Нельзя, однако, не заметить, что понятие «добросовестность» является оценочной гражданско-правовой категорией. Вывод о добросовестности или недобросовестности участников имущественного оборота должен делать судья, рассматривающий спор между ними. Следовательно, введение в число принципов гражданского законодательства принципа добросовестности участников имущественного оборота неминуемо влечет за собой расширение сферы судейского усмотрения.

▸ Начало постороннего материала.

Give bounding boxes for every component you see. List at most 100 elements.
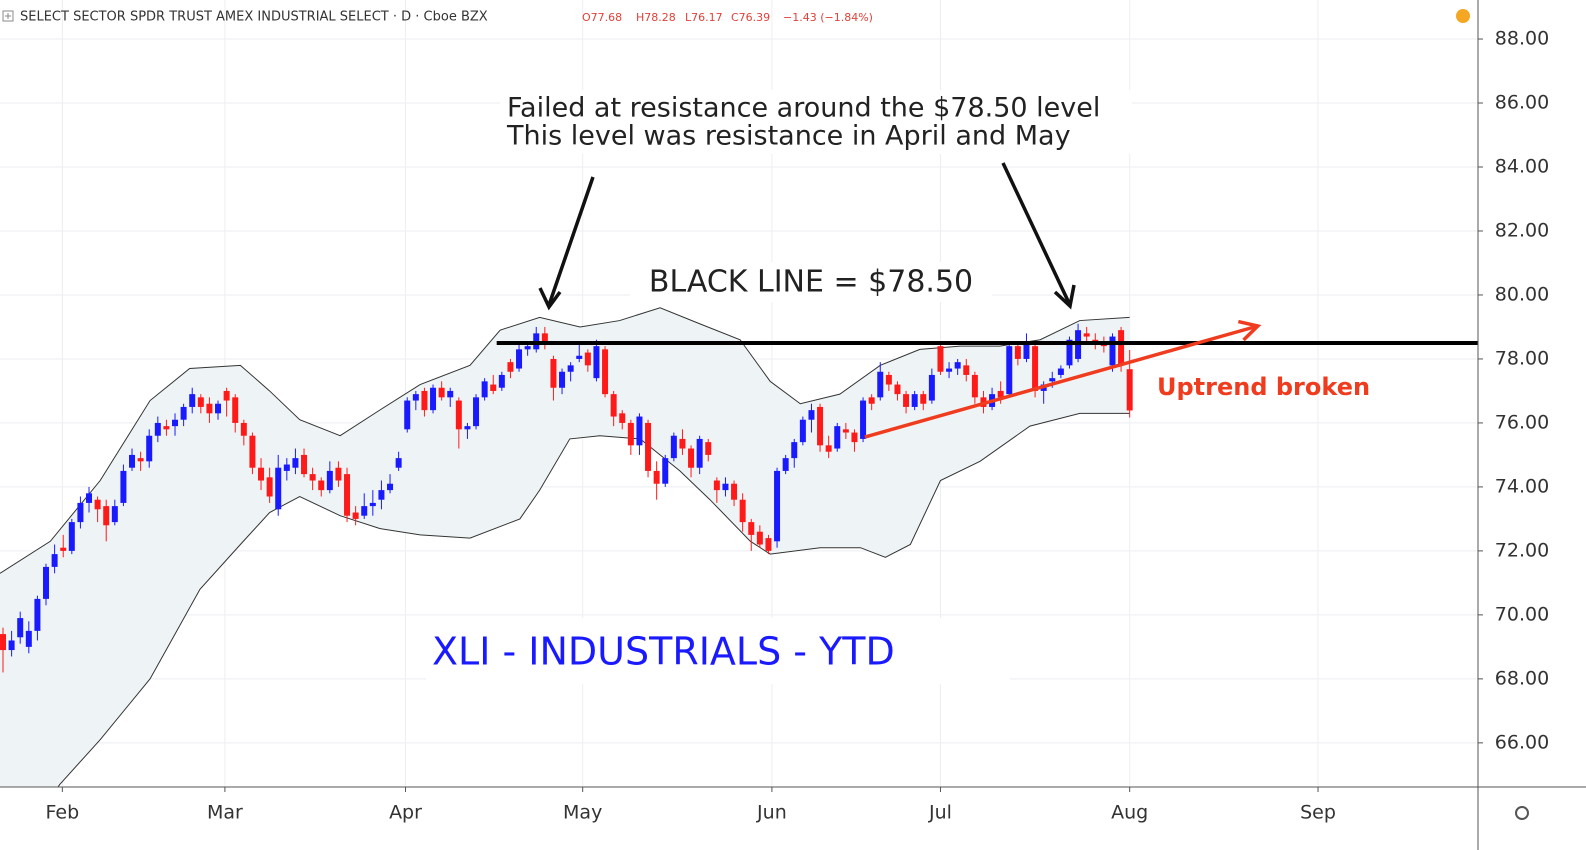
header: SELECT SECTOR SPDR TRUST AMEX INDUSTRIAL… <box>2 9 1470 25</box>
candle-body <box>920 394 927 404</box>
candle-body <box>103 506 110 526</box>
candle-body <box>326 470 333 491</box>
y-tick-label: 84.00 <box>1495 155 1549 177</box>
trend-line <box>864 324 1259 439</box>
candle-body <box>111 506 118 523</box>
candle-body <box>507 362 514 372</box>
candle-body <box>215 403 222 414</box>
candle-body <box>464 426 471 430</box>
settings-icon[interactable] <box>1515 806 1529 820</box>
y-tick-label: 86.00 <box>1495 92 1549 114</box>
candle-body <box>559 371 566 388</box>
candle-body <box>17 618 24 638</box>
candle-body <box>438 387 445 398</box>
alert-icon[interactable] <box>1456 9 1470 23</box>
candle-body <box>619 413 626 423</box>
candle-body <box>361 506 368 516</box>
symbol-title[interactable]: SELECT SECTOR SPDR TRUST AMEX INDUSTRIAL… <box>20 10 488 25</box>
annotation: Failed at resistance around the $78.50 l… <box>507 93 1100 124</box>
candle-body <box>301 454 308 475</box>
legend-value: C76.39 <box>731 11 770 24</box>
band-line <box>0 307 1130 574</box>
candle-body <box>421 390 428 411</box>
candle-body <box>946 368 953 372</box>
candle-body <box>662 458 669 484</box>
candle-body <box>1066 339 1073 366</box>
candle-body <box>748 522 755 535</box>
candle-body <box>868 397 875 404</box>
candle-body <box>739 499 746 523</box>
candle-body <box>189 394 196 407</box>
y-tick-label: 76.00 <box>1495 411 1549 433</box>
annotation: This level was resistance in April and M… <box>506 121 1071 152</box>
x-tick-label: Sep <box>1300 802 1336 824</box>
candle-body <box>756 531 763 545</box>
candle-body <box>1032 346 1039 391</box>
x-tick-label: Jul <box>928 802 952 824</box>
arrowhead <box>1053 284 1076 310</box>
x-tick-label: Jun <box>756 802 787 824</box>
candle-body <box>885 374 892 385</box>
candle-body <box>937 346 944 372</box>
candle-body <box>94 499 101 510</box>
plot-area <box>0 307 1478 787</box>
candle-body <box>1083 333 1090 337</box>
candle-body <box>378 490 385 500</box>
note-box <box>426 618 1010 684</box>
candle-body <box>232 397 239 423</box>
candle-body <box>395 458 402 468</box>
candle-body <box>120 470 127 503</box>
candle-body <box>928 374 935 401</box>
candle-body <box>154 422 161 436</box>
y-tick-label: 68.00 <box>1495 667 1549 689</box>
candle-body <box>473 397 480 427</box>
legend-value: L76.17 <box>685 11 723 24</box>
candle-body <box>240 422 247 436</box>
legend-value: O77.68 <box>582 11 622 24</box>
candle-body <box>713 480 720 491</box>
candle-body <box>765 538 772 551</box>
candle-body <box>550 358 557 388</box>
y-tick-label: 88.00 <box>1495 28 1549 50</box>
candle-body <box>77 502 84 523</box>
icon <box>2 10 14 22</box>
y-tick-label: 80.00 <box>1495 283 1549 305</box>
annotation: BLACK LINE = $78.50 <box>649 265 973 300</box>
candle-body <box>137 458 144 462</box>
y-tick-label: 72.00 <box>1495 539 1549 561</box>
candle-body <box>352 512 359 519</box>
y-tick-label: 74.00 <box>1495 475 1549 497</box>
candle-body <box>782 458 789 471</box>
arrowhead <box>538 287 562 311</box>
candle-body <box>1006 346 1013 395</box>
candle-body <box>34 598 41 631</box>
candle-body <box>894 384 901 395</box>
candle-body <box>249 435 256 468</box>
candle-body <box>43 566 50 599</box>
candle-body <box>696 438 703 468</box>
candle-body <box>679 438 686 449</box>
candle-body <box>498 374 505 388</box>
candle-body <box>576 355 583 359</box>
legend-value: −1.43 (−1.84%) <box>783 11 873 24</box>
candle-body <box>817 406 824 446</box>
candle-body <box>206 403 213 414</box>
y-tick-label: 78.00 <box>1495 347 1549 369</box>
candle-body <box>0 634 7 651</box>
candle-body <box>825 445 832 452</box>
candle-body <box>223 390 230 401</box>
candle-body <box>60 547 67 551</box>
candle-body <box>335 467 342 481</box>
candle-body <box>808 410 815 420</box>
y-tick-label: 66.00 <box>1495 731 1549 753</box>
candle-body <box>344 474 351 516</box>
candle-body <box>163 426 170 430</box>
candle-body <box>731 483 738 500</box>
candle-body <box>86 493 93 503</box>
candle-body <box>799 419 806 443</box>
candle-body <box>645 422 652 471</box>
candle-body <box>774 470 781 542</box>
candle-body <box>369 502 376 507</box>
candle-body <box>516 349 523 369</box>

Не секрет, что данное обстоятельство (расширение сферы судейского усмотрения) ранее весьма критически оценивалось в юридической литературе.

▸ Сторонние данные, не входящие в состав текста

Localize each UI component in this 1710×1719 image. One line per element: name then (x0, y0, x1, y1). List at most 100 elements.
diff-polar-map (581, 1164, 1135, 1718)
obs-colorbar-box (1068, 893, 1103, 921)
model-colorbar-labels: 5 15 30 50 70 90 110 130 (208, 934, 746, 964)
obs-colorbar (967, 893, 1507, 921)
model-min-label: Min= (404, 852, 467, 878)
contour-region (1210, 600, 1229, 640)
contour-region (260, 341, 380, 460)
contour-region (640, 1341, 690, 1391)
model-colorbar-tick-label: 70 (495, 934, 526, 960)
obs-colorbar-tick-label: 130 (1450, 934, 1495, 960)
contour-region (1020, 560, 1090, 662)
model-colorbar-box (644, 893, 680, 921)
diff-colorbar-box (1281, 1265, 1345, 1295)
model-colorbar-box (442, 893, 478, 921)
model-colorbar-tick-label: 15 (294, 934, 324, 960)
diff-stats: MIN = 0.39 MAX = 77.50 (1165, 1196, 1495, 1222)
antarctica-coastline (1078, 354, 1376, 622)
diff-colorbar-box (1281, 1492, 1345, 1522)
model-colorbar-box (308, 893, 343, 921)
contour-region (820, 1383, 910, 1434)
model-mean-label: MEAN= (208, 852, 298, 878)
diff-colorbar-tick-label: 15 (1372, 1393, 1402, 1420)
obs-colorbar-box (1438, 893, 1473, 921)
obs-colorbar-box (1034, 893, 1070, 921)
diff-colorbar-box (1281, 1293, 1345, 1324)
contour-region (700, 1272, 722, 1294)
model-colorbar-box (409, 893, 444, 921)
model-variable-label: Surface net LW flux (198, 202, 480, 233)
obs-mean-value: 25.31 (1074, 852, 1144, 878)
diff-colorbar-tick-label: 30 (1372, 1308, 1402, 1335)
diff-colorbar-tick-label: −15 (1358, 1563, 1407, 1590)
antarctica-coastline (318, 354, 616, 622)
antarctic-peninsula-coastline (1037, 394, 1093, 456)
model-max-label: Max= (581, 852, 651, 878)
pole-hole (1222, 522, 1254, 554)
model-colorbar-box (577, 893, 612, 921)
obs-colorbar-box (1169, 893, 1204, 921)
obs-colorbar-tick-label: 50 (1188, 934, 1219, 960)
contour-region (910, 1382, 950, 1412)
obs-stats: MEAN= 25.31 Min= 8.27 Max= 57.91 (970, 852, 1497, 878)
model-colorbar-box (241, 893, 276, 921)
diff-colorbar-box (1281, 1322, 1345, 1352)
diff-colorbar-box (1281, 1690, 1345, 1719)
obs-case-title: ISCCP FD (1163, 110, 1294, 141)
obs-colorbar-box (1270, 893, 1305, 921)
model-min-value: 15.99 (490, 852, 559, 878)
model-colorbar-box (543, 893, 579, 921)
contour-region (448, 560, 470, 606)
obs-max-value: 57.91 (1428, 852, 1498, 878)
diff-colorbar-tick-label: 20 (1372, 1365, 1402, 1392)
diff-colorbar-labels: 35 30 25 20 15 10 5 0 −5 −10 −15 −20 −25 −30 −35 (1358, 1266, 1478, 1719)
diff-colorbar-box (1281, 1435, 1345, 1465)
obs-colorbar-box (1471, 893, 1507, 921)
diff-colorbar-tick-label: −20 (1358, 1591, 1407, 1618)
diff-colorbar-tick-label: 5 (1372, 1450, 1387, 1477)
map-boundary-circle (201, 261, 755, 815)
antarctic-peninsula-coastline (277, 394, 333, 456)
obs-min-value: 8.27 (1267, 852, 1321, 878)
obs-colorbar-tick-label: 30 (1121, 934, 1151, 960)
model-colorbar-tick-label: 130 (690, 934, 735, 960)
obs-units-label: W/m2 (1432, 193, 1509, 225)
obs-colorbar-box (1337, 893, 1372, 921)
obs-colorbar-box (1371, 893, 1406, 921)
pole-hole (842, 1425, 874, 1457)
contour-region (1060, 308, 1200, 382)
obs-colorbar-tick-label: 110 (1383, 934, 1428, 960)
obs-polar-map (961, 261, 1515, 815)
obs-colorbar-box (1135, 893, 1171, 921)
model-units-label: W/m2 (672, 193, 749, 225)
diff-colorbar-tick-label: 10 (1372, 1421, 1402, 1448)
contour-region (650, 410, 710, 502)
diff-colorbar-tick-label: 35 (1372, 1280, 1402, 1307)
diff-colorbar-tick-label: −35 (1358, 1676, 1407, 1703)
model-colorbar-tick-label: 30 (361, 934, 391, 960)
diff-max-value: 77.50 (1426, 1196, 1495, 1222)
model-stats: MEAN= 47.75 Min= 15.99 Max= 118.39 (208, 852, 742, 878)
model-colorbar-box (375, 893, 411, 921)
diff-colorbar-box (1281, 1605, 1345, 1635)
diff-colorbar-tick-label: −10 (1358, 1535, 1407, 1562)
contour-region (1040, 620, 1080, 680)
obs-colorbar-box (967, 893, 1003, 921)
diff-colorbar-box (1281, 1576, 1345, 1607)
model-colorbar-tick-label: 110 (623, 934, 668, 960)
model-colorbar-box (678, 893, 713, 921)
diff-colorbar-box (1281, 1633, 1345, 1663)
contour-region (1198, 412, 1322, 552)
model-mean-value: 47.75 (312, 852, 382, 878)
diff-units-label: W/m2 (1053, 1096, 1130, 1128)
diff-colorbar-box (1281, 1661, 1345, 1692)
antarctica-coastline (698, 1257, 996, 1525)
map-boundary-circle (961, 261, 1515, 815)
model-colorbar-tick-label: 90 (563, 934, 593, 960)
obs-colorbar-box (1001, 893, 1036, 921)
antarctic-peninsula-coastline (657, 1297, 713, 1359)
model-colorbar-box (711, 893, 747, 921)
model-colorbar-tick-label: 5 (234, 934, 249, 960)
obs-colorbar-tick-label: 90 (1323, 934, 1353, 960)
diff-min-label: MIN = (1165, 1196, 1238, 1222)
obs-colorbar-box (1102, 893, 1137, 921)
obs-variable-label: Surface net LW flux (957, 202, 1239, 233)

Так, еще в начале XX в. известный российский правовед И.А. Покровский отмечал, что «право на определенность правовых норм есть одно из самых неотъемлемых прав человеческой личности, какое только себе можно представить; без него, в сущности, вообще ни о каком «праве» не может быть речи». В связи с этим он полагал, что расширение сферы судейского усмотрения («судейского правотворения») «заключает в себе органическую и неустранимую опасность судейского произвола… и очевидно, идет вразрез с интересами развивающейся человеческой личности».
Разделяя опасения И.А. Покровского относительно возможности перерастания свободного судейского усмотрения в судейский произвол, все же должен отметить, что проблема может быть решена путем формирования единообразной судебной практики, связанной с применением принципа добросовестности к различным гражданским правоотношениям.

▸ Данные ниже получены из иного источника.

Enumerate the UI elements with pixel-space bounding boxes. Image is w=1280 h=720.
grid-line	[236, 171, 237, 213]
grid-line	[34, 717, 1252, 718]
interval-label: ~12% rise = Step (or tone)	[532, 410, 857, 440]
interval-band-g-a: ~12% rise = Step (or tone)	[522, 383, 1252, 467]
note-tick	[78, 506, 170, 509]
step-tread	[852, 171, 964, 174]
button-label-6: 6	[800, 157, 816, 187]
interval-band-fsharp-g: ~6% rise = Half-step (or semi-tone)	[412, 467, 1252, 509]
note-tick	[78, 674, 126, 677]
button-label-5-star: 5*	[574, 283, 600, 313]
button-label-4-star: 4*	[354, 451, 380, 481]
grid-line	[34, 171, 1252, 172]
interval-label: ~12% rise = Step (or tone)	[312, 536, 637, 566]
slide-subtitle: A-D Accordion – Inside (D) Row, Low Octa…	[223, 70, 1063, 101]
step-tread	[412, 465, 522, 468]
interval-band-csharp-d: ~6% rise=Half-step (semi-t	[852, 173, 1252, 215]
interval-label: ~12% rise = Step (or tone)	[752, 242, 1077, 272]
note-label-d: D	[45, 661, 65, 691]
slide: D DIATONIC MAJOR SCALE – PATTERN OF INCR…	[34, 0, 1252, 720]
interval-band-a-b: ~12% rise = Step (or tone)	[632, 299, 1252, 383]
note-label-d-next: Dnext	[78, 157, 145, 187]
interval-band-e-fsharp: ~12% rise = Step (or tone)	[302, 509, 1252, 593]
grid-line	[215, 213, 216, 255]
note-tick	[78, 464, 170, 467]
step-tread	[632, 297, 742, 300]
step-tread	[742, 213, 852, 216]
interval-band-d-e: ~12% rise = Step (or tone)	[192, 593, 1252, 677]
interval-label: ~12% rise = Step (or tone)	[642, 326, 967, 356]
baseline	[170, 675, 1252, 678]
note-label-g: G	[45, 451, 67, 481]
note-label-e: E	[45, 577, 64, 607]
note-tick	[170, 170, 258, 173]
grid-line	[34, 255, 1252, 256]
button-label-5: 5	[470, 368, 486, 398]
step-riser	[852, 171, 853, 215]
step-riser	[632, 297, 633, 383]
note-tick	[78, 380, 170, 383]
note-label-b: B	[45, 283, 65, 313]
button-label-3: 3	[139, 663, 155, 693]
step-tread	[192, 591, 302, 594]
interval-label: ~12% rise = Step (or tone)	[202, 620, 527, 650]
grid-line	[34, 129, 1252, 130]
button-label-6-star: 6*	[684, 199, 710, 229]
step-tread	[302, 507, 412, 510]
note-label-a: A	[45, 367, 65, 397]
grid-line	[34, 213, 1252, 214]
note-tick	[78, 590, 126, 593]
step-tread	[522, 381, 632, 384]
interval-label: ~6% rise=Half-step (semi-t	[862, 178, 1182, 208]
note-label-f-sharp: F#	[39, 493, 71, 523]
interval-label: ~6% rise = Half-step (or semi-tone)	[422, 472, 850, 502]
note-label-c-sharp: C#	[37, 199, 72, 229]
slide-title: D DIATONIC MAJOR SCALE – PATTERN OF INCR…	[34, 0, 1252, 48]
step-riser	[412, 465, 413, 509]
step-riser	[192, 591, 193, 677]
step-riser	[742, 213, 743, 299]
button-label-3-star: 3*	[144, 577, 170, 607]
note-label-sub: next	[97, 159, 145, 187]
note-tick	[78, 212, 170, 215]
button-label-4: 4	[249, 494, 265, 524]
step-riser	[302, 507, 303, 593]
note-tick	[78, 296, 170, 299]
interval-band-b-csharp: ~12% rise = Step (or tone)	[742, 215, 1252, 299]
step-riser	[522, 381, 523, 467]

Кстати сказать, уже сегодня можно обнаружить некоторые успешные попытки судебного толкования отдельных правовых норм, в соответствии с которыми определенные юридические последствия наступают в зависимости от добросовестности (или недобросовестности) поведения участников гражданского оборота.
К примеру, в совместном постановлении Пленума ВС РФ и Пленума ВАС РФ от 29 апреля 2010 г. № 10/22 «О некоторых вопросах, возникающих в судебной практике при разрешении споров, связанных с защитой права собственности и других вещных прав» (далее – Постановление Пленумов ВС РФ и ВАС РФ № 10/22) судам при разрешении споров, связанных с возникновением права собственности в силу приобретательной давности, предложено учитывать, что давностное владение является добросовестным, если лицо, получая владение, не знало и не должно было знать об отсутствии основания возникновения у него права собственности (п. 15).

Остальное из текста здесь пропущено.